The case is presented on a very meager record, and as to some matters of possible importance we are left without any showing by way of evidence with reference to these particular transactions, and must, so far as we can, apply our knowledge of established Government methods of which we may take judicial notice.

Settlement has been made as to each of the items involved, but so far as the evidence is concerned we are not infórmed as to the method or channel of settlement. No freight bills or vouchers are presented and no evidence shows us by whom the various payments were made. The petition alleges that the accounting officers of the several departments ” made deductions, and we are asked so to find, but Government methods as to the bulk of the transactions and such meager evidence as we have do not sustain this allegation. The accounting officers ” — and the scope of the designation is well understood — do many times make deductions from claims filed against the Government, but very many claims are never the subject of direct settlement by the auditors and never reach the comptroller, and as to them it can not be said that the accounting officers have made deductions.

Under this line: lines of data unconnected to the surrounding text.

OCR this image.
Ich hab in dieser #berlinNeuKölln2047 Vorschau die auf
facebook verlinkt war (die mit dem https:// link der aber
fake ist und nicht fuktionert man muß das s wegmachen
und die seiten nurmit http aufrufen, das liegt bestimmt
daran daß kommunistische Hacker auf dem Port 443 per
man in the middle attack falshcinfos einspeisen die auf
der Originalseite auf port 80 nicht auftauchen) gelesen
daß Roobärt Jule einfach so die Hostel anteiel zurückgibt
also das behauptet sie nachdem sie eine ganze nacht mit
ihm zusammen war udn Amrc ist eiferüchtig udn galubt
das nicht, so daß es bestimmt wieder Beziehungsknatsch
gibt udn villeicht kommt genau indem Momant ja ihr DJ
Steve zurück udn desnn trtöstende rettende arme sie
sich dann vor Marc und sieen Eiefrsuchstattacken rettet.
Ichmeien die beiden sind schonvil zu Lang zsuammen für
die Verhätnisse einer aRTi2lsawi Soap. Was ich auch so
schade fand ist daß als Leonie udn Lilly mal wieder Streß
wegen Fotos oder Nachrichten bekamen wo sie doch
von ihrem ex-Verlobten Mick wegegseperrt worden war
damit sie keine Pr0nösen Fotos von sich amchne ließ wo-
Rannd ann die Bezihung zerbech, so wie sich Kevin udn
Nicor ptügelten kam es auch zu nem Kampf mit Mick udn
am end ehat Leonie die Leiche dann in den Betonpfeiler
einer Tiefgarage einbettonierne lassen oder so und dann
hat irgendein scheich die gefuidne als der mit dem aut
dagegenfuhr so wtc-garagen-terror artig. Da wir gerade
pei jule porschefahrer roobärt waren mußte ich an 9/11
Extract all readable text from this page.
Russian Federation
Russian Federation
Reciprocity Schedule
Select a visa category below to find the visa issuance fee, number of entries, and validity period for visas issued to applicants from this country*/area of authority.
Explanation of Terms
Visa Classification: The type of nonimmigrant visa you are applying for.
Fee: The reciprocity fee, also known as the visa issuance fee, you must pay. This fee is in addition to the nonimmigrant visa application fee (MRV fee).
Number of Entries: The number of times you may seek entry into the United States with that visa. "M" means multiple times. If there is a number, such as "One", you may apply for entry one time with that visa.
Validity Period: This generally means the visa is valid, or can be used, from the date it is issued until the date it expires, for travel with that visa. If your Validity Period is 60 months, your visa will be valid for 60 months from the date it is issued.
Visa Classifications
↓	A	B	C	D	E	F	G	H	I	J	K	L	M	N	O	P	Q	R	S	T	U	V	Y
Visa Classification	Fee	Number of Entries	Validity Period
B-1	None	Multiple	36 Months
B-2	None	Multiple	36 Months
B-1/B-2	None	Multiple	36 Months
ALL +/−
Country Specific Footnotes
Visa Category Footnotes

[473]*473It is shown by the findings, which in this respect are as requested by the claimant, that approximately fifteen-sixteenths of the whole claim was for transportation under the War Department for Army officers, and it was for the transportation of baggage on change of station. In the absence of any showing to the contrary, it must be presumed that settlements for this service were made in the usual way, and the only evidence bearing at all on the subject indicates inferentially that they were so made. The usual method was payment by the proper quartermasters, who are disbursing officers, on vouchers stating the amount due and certified by the claimant to be correct and just. These vouchers, already paid, reached the Auditor for the War Department, one of the accounting officers, with the accounts of the quartermaster who paid them and not as claims for settlement by the auditor but as vouchers supporting the disbursements already made by the quartermasters, for which credits are claimed by them in their accounts as disbursing officers. The vouchers, it is shown and found, were stated on the basis of commercial rates less land-grant deductions. The difference must clearly have been the amount claimed, and this was certified to be correct and was paid. It appears and is found that in the office of the Auditor for the War Department, where these vouchers are, there appears with them no protest and no exception to settlement on a land-grant basis.

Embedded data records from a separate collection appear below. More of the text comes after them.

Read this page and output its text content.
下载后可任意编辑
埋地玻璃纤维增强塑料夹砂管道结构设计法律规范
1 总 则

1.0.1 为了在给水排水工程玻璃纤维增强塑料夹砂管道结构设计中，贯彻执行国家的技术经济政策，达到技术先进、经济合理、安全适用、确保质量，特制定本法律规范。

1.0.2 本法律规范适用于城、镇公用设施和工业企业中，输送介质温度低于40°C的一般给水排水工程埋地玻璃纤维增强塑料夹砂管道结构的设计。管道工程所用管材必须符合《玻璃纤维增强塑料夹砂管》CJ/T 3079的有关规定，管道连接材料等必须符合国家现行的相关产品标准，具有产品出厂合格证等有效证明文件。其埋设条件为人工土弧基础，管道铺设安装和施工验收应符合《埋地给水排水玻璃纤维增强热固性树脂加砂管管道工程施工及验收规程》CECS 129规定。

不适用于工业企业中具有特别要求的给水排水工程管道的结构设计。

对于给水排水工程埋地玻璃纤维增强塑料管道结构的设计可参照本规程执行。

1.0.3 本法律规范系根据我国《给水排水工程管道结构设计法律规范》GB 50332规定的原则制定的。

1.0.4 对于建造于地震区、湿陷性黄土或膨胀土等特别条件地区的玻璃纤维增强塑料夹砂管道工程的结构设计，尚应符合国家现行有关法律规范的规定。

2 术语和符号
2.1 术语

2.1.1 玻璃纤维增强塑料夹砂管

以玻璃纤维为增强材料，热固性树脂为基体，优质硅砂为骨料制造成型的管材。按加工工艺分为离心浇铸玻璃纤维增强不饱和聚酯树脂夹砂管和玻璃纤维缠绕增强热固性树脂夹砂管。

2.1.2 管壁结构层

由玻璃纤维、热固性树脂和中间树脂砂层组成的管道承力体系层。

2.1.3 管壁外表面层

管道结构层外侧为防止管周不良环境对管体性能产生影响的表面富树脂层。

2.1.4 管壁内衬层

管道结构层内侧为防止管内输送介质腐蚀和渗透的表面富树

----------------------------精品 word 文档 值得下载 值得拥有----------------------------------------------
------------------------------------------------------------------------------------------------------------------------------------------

Indeed, we may well know that if there had been anj? protest on the part of the railroad company against this basis of settlement, or any claim for payment at a higher rate, the transactions would otherwise have presented themselves. The Government’s accounting offices were open. If a quartermaster refused payment on a basis thought to be correct by the railroad company, it was always its right to file a claim with the auditor and, upon adverse action by him, to appeal to the Comptroller of the Treasury. It was never bound to accept from a quartermaster less than it claimed to be due.

[474]*474So far as tlie minor portion of the transportation furnished to other departments is concerned, we may not so reasonably indulge a presumption as to the channel of settlement, and we have no evidence at all. Some of them may have been by auditor’s direct settlement, but, however that may be, it does not appear that the claimant in any case claimed more than was paid. It is not only not so shown, but had it done so we may reasonably assume that it would have gone to the comptroller with an appeal from an auditor’s disallowance and the fact that it was claiming a greater right would have appeared. These things serve to indicate, among other things, why the theory of deductions by the accounting officers, implying claims for greater amounts than those paid, can not be adopted.

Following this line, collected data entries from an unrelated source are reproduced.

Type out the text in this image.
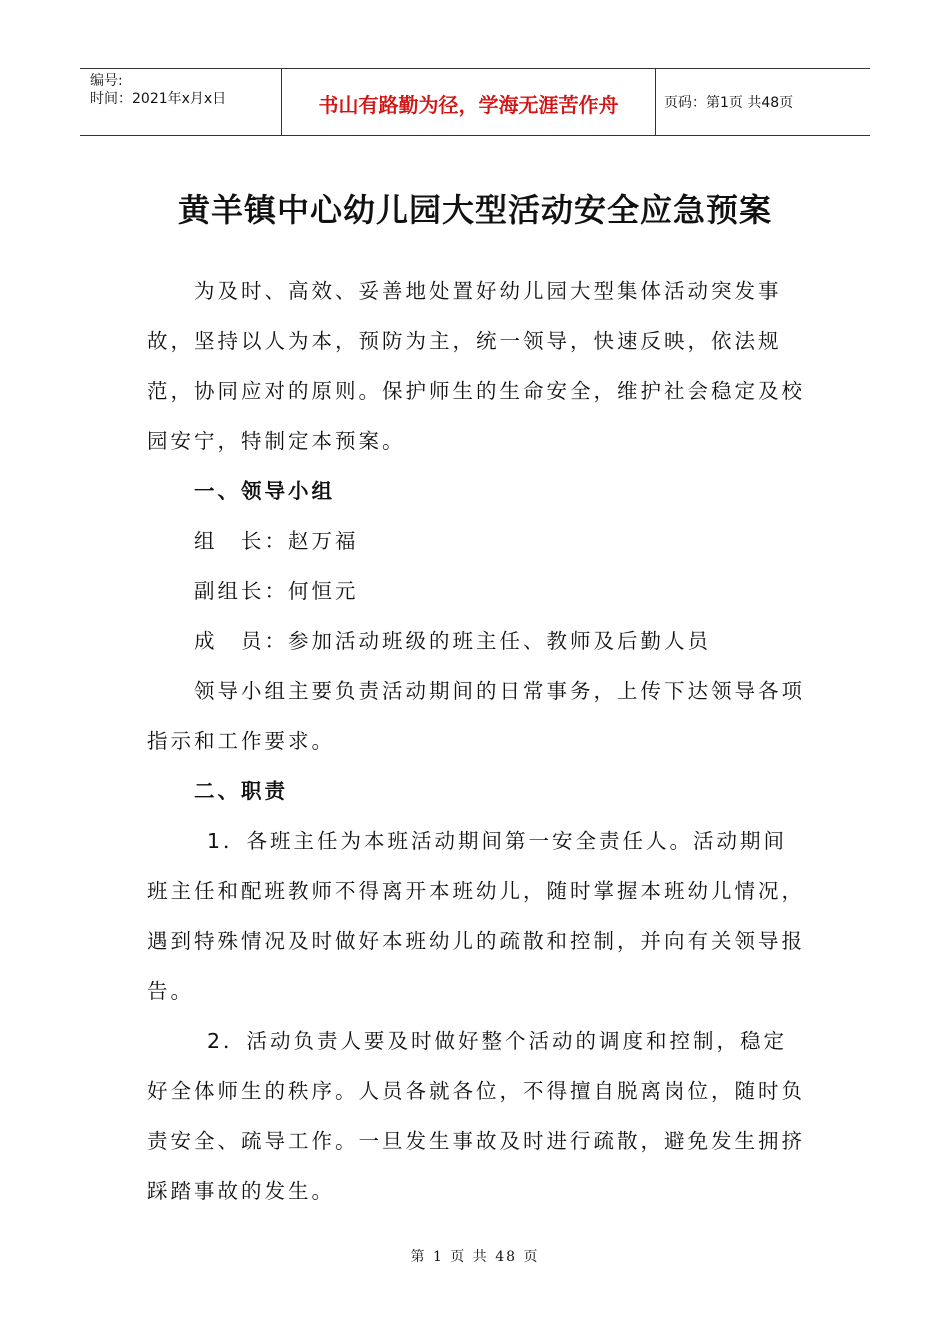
编号:
时间：2021年x月x日	书山有路勤为径，学海无涯苦作舟	页码：第1页 共48页
黄羊镇中心幼儿园大型活动安全应急预案

为及时、高效、妥善地处置好幼儿园大型集体活动突发事故，坚持以人为本，预防为主，统一领导，快速反映，依法规范，协同应对的原则。保护师生的生命安全，维护社会稳定及校园安宁，特制定本预案。

一、领导小组

组　长：赵万福

副组长：何恒元

成　员：参加活动班级的班主任、教师及后勤人员

领导小组主要负责活动期间的日常事务，上传下达领导各项指示和工作要求。

二、职责

1．各班主任为本班活动期间第一安全责任人。活动期间班主任和配班教师不得离开本班幼儿，随时掌握本班幼儿情况，遇到特殊情况及时做好本班幼儿的疏散和控制，并向有关领导报告。

2．活动负责人要及时做好整个活动的调度和控制，稳定好全体师生的秩序。人员各就各位，不得擅自脱离岗位，随时负责安全、疏导工作。一旦发生事故及时进行疏散，避免发生拥挤踩踏事故的发生。

第 1 页 共 48 页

There is another matter touching the action of the accounting officers which would better be referred to before we reach a discussion of the law of the case. Claimant’s counsel in effect contends that it was useless for it to claim settlement for the transportation in question on any other than a land-grant basis, because the Comptroller of the Treasury had decided that such transportation was subject to land-grant deduction. In his brief he says:

“ Claimant has never been under any delusion as to the law, and it was under no obligation to pursue all these settlements through the various channels to the Comptroller of the Treasury, as that had already been tried and failed.”

Reference is here made to headnote YI, Pennsylvania v. United States, 36 C. Cls., 507, in which it is said:

“ Estoppel for failure to present a claim can not be set up by the party whose officers decided that presentation would be a useless procedure.”

Considering now only the facts and not the law of the case, it is proper to suggest, first, that we are not given reference to any decision of the Comptroller of the Treasury specifically holding that transportation of the kind in question is subject to land-grant rates, and, second, that there never was any specific decision of the comptroller on a disputed question so holding.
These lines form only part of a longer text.